Monday, May 18, 2009
vegetable lasagna gluten free
This was very tasty. The filling was great. I used the tinkyada brand of brown rice lasagna. My family loves this--and it is pretty quick to assemble especially since you don't have to cook the noodles before hand.
Yield 8 servings
1 pkg Tinkyada Rice Lasagna Pasta, uncooked
1 jar 32 ounces of spaghetti sauce or more (I made my own --see post below-
1 pkgs firm tofu, crumbled
1 c shredded carrot
1 c shredded zucchini
2 c chopped frozen spinach, thawed and drained
1/4 c dried basil (I sometimes use a bit of fresh also)

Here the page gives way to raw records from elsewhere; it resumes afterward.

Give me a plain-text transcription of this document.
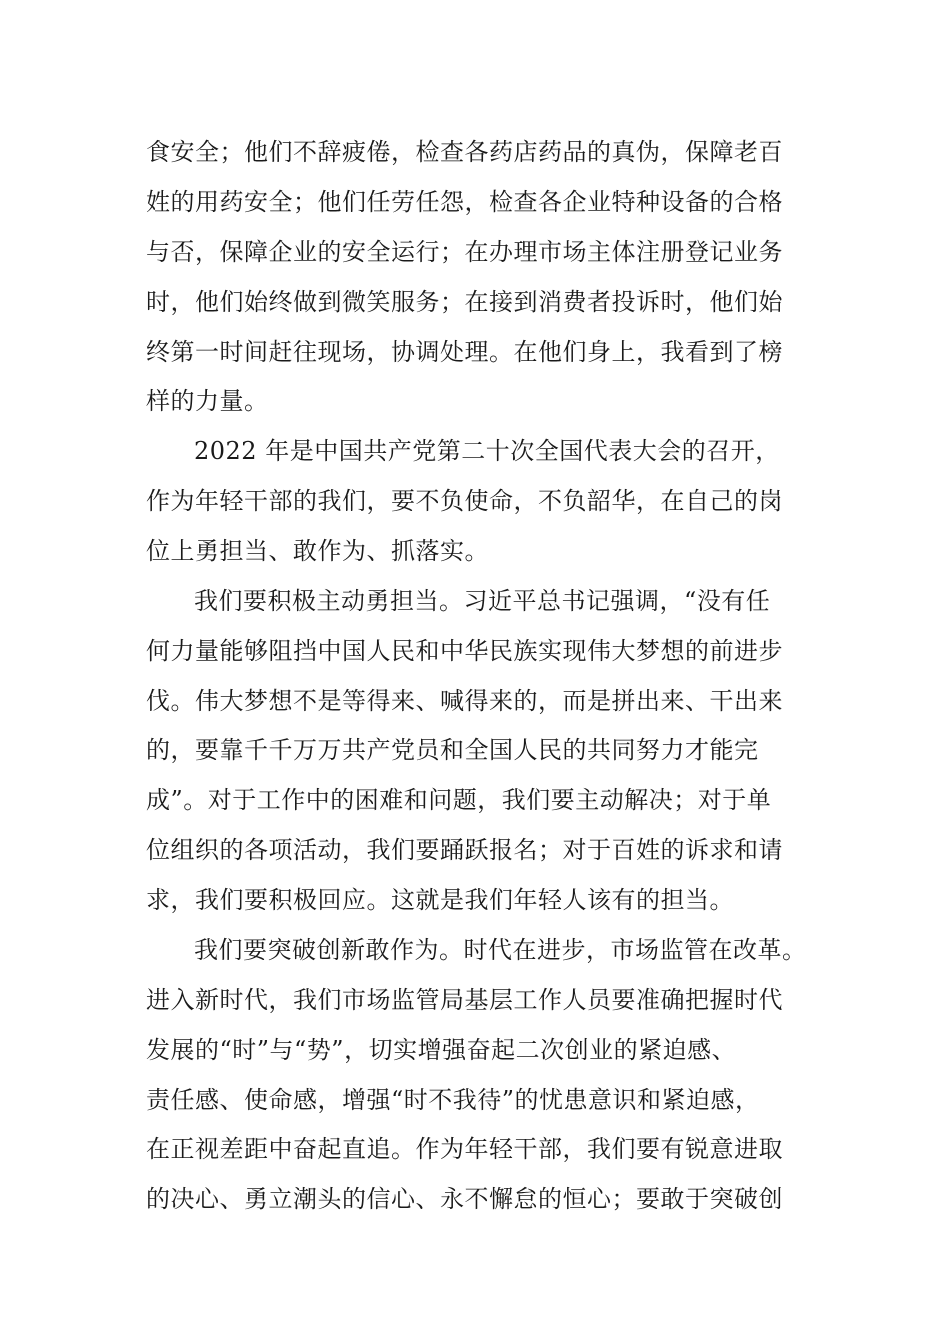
食安全；他们不辞疲倦，检查各药店药品的真伪，保障老百
姓的用药安全；他们任劳任怨，检查各企业特种设备的合格
与否，保障企业的安全运行；在办理市场主体注册登记业务
时，他们始终做到微笑服务；在接到消费者投诉时，他们始
终第一时间赶往现场，协调处理。在他们身上，我看到了榜
样的力量。
2022 年是中国共产党第二十次全国代表大会的召开，
作为年轻干部的我们，要不负使命，不负韶华，在自己的岗
位上勇担当、敢作为、抓落实。
我们要积极主动勇担当。习近平总书记强调，“没有任
何力量能够阻挡中国人民和中华民族实现伟大梦想的前进步
伐。伟大梦想不是等得来、喊得来的，而是拼出来、干出来
的，要靠千千万万共产党员和全国人民的共同努力才能完
成”。对于工作中的困难和问题，我们要主动解决；对于单
位组织的各项活动，我们要踊跃报名；对于百姓的诉求和请
求，我们要积极回应。这就是我们年轻人该有的担当。
我们要突破创新敢作为。时代在进步，市场监管在改革。
进入新时代，我们市场监管局基层工作人员要准确把握时代
发展的“时”与“势”，切实增强奋起二次创业的紧迫感、
责任感、使命感，增强“时不我待”的忧患意识和紧迫感，
在正视差距中奋起直追。作为年轻干部，我们要有锐意进取
的决心、勇立潮头的信心、永不懈怠的恒心；要敢于突破创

1/2 ea yellow and red pepper, cut into bite-sized pieces
add salt and pepper if desired
In a food processor, mix the tofu, carrot, zucchini, spinach, and basil until well blended. Spread sauce on the bottom of a 13x9 pan. Place a layer of lasagna noodles (uncooked)over sauce, then spread a layer of the tofu filling mixture over the noodles, layer of sauce, then noodles, filling, noodles, and ending with sauce. Sprinkle chopped peppers over top and bake tightly covered @ 375 degrees for 40-60 minutes or until noodles are soft (usually takes mine a solid hour.